Hacker News new | ask | show | jobs
by Moru 598 days ago
The AI's are to a large degree trained on tutorial code, quick examples, howto's and so on from the net. Code that really should come with a disclamer note: "Dont use in production, only example code.".

This leads to your code being littered with problematic edge-cases that you still have to learn how to fix. Or in worst case you don't even notice that there are edge cases because you just copy-pasted the code and it works for you. The edge cases your users will find with time.

3 comments

AI is trained on all open source code.
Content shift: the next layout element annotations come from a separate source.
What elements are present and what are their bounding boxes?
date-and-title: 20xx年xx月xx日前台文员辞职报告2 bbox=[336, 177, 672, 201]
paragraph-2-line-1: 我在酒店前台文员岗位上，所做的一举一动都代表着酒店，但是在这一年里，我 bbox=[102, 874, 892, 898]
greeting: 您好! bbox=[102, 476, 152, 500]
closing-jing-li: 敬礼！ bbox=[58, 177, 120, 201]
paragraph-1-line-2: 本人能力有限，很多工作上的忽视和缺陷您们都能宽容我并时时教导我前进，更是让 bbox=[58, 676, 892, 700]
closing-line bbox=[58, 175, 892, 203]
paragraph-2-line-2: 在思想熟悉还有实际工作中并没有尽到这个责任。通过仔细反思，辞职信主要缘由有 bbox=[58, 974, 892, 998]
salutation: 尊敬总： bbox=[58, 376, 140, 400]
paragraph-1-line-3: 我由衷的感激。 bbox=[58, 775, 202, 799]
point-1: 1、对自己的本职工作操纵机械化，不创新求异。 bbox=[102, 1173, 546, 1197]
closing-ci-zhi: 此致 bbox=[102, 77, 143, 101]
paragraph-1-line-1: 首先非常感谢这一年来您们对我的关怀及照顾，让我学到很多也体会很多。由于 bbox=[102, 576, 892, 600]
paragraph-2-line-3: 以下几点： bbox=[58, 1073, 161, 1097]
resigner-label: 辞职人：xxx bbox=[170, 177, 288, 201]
I’m pretty sure that’s a much larger source of training data than web tutorials.
Isn't tutorial-level code exactly the best practices that everyone recommends these days? You know, don't write clever code, make things obvious to juniors, don't be a primadonna but instead make sure you can be replaced by any recently hired fresh undergrad, etc.? :)
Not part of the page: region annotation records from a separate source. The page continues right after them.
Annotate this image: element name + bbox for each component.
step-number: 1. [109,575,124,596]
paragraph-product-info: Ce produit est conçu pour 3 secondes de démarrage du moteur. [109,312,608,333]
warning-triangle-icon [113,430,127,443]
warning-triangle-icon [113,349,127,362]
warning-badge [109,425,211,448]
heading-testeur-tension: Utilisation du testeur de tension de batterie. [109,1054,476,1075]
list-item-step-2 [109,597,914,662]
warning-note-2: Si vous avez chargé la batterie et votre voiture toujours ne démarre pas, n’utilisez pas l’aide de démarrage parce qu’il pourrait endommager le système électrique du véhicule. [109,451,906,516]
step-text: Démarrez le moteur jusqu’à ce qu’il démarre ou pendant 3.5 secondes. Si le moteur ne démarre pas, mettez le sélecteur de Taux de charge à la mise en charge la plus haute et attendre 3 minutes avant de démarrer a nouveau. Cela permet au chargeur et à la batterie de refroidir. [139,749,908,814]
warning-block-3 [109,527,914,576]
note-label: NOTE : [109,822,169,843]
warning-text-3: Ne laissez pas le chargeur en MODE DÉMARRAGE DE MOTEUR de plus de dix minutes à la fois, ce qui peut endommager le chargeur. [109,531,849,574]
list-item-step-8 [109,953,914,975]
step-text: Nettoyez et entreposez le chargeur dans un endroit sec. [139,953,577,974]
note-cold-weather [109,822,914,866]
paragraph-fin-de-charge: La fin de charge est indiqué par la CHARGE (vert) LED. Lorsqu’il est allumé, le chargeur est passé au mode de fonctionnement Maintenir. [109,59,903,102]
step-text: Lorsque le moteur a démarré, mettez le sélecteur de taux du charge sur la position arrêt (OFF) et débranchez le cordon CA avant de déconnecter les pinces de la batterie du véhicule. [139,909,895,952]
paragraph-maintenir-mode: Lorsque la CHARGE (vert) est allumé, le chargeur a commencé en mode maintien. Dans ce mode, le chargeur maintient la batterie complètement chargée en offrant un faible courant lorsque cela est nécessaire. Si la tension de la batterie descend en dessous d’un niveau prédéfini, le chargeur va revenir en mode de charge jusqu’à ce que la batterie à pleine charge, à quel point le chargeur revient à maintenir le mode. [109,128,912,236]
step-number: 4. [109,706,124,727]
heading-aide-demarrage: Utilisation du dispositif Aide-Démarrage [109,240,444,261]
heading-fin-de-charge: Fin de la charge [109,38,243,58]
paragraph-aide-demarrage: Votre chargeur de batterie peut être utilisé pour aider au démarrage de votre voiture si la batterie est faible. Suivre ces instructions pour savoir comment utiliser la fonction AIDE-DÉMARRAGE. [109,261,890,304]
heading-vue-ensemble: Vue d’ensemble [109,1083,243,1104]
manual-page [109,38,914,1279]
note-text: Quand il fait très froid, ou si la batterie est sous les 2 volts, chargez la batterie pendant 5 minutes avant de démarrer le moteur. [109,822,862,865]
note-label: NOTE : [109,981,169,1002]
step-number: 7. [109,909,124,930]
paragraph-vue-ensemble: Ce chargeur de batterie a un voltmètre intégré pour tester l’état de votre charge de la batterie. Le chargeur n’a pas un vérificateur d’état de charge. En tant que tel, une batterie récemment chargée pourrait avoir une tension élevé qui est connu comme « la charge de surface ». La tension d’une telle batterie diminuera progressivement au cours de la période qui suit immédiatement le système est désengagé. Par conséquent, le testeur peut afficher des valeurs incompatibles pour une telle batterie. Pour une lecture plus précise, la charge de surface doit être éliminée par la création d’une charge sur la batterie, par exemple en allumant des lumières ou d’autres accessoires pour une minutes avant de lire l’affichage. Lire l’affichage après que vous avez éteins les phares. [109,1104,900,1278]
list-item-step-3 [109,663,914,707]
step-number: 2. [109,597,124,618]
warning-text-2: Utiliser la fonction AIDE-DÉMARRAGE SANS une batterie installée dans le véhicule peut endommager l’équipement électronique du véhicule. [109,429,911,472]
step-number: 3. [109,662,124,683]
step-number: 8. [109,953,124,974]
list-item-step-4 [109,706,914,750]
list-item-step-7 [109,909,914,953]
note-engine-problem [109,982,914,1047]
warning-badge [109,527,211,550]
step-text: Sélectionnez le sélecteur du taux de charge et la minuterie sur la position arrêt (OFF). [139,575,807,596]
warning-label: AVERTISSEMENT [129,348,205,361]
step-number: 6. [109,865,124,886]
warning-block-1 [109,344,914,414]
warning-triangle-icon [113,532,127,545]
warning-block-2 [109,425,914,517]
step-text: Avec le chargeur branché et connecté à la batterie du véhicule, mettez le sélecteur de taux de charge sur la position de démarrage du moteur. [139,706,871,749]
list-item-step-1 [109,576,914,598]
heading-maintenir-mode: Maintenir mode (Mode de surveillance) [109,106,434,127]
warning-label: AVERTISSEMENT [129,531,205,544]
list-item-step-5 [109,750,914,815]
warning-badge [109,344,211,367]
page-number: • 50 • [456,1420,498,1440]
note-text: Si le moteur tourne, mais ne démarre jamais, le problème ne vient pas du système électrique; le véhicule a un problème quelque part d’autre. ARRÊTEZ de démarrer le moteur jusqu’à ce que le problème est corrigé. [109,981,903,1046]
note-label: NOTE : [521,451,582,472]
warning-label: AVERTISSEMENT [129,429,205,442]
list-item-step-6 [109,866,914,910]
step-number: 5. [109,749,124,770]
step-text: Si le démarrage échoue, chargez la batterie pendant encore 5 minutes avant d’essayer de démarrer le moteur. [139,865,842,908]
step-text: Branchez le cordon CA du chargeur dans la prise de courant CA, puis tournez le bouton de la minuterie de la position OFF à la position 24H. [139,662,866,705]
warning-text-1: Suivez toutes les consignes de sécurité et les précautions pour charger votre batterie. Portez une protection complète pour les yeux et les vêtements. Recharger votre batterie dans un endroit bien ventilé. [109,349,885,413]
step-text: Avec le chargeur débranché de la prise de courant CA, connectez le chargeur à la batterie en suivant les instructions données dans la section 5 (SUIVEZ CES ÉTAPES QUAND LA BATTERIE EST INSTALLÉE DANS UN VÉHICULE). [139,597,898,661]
Not really. For example, tutorial code will often leave out edge cases so as to avoid confusing the reader: if you're teaching a new programmer how to open a file, you might avoid mentioning how to handle escaping special characters in the filename.
Don't forget about Little Bobby Tables! These types of tutorials probably killed the most databases over time.
Which makes me wonder, if old companies with a history of highly skilled teams would train local models, how better would they be at helping solve new complex problems.
They kinda already are - source code for highly complex open source software is already in the training datasets. The problem is that tutorials are much more descriptive (why the code is doing something, how does this particular function work etc. -down to a level of a single line of code), which probably means it’s much easier to interpret for llm-s, therefore weighted higher in responses.